The basic source character set consists of the space character and control characters representing the horizontal tab, vertical tab, form feed, and new-line, plus the following 91 graphical characters:
a b c d e f g h i j k l m n o p q r s t u v w x y z
A B C D E F G H I J K L M N O P Q R S T U V W X Y Z
0 1 2 3 4 5 6 7 8 9
_ { } [ ] # ( ) < > % : ; . ?
* + - / ^ & | ~ ! = , \ " ‘
All compilers must support this minimum set, but may extend the set. Compilers may use any character encoding form to represent the basic source character set.
The execution character set includes the basic source character set, plus control characters for alert, backspace, carriage return, and null, plus additional implementation-defined characters.
The C++ Standard does not dictate any particular execution character encoding forms.
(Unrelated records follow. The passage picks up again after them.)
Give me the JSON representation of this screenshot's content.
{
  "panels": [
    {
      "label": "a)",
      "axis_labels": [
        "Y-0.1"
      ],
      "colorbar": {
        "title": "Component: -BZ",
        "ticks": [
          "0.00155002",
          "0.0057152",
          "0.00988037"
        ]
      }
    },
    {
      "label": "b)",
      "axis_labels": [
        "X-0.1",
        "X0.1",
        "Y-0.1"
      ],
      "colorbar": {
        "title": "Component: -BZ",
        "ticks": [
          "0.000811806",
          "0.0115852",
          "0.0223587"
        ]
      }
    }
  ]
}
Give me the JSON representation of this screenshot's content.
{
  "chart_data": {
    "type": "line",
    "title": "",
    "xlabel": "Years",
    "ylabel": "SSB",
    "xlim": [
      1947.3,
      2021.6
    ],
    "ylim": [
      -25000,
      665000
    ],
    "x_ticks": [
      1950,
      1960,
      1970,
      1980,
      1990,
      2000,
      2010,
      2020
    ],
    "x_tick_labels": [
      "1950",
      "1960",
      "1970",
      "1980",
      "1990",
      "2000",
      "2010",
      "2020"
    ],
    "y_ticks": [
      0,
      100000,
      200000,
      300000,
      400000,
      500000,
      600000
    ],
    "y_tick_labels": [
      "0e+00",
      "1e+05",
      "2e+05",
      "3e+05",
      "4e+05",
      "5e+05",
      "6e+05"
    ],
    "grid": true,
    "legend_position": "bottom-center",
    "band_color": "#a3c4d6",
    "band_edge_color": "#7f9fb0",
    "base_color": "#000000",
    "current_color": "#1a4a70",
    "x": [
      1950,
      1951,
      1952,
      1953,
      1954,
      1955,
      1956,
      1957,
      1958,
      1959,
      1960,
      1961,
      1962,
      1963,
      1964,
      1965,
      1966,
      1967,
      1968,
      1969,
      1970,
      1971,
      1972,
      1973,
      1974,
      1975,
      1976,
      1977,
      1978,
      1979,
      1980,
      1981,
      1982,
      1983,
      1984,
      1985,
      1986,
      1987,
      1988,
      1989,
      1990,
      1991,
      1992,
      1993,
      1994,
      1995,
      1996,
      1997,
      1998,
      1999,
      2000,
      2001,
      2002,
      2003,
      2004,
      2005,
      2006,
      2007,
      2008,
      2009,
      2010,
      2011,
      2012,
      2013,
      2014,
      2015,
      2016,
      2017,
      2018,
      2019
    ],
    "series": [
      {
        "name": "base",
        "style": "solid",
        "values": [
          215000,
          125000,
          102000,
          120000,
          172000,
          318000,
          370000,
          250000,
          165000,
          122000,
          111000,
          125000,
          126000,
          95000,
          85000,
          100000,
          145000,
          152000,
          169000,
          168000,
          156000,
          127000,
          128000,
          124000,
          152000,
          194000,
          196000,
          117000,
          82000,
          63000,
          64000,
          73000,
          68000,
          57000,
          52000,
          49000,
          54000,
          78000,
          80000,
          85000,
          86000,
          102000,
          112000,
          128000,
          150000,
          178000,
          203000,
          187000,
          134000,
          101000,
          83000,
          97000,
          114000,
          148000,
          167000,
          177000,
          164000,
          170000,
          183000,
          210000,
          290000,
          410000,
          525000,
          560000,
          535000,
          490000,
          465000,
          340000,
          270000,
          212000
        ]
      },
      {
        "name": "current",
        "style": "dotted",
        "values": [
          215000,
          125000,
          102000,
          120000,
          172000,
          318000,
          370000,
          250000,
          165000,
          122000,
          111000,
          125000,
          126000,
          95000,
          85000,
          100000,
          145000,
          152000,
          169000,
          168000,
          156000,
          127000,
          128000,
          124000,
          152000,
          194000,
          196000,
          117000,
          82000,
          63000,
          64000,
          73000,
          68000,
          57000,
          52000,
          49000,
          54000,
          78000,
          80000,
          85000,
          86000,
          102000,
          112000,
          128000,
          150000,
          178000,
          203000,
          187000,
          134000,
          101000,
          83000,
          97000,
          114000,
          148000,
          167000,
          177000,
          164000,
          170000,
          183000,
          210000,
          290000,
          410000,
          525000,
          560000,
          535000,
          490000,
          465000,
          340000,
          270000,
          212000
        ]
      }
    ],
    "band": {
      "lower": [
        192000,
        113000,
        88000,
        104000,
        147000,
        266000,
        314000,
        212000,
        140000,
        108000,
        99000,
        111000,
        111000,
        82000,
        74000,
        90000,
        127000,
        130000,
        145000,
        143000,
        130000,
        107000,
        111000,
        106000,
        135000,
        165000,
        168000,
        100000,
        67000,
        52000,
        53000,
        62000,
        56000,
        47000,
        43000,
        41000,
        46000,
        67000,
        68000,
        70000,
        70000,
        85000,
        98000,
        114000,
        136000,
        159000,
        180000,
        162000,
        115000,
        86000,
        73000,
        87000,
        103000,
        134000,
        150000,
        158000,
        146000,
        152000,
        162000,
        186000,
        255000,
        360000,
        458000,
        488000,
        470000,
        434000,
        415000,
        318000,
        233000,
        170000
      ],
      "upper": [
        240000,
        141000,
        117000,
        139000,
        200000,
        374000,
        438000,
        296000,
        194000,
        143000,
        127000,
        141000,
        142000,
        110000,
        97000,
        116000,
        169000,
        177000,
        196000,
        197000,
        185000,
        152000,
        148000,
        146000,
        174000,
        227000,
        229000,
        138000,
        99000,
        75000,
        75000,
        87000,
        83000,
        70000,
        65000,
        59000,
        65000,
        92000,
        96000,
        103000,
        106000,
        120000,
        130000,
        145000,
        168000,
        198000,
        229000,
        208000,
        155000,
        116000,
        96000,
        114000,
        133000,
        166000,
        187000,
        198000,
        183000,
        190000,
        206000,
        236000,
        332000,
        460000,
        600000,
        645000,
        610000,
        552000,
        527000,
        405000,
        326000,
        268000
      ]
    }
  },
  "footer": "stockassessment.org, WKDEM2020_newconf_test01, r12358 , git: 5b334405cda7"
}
In particular, the encoding forms used for the execution character sets need not match the encoding form used for the basic source character set.
The choice of execution character encoding form may be governed by:
the implementation
a compiler command-line option
a
#pragma instruction
an environment variable (
LANG,
LC_CTYPE)
the platform’s current locale
To provide a way to represent characters outside the basic source character set, the C++ Standard defines the universal character name construct. An escape sequence of the form \uXXXX or \uXXXXXXXX, where XXXX or XXXXXXXX is a hexadecimal value, specifies a code point in the ISO/IEC 10646 and Unicode coded character sets.
Your compiler maps each basic source character, universal character name, and any escape characters that appear in a character or string literal into an equivalent execution character set representation. The literals created by this transformation are incorporated into the object code of the C++ translation unit.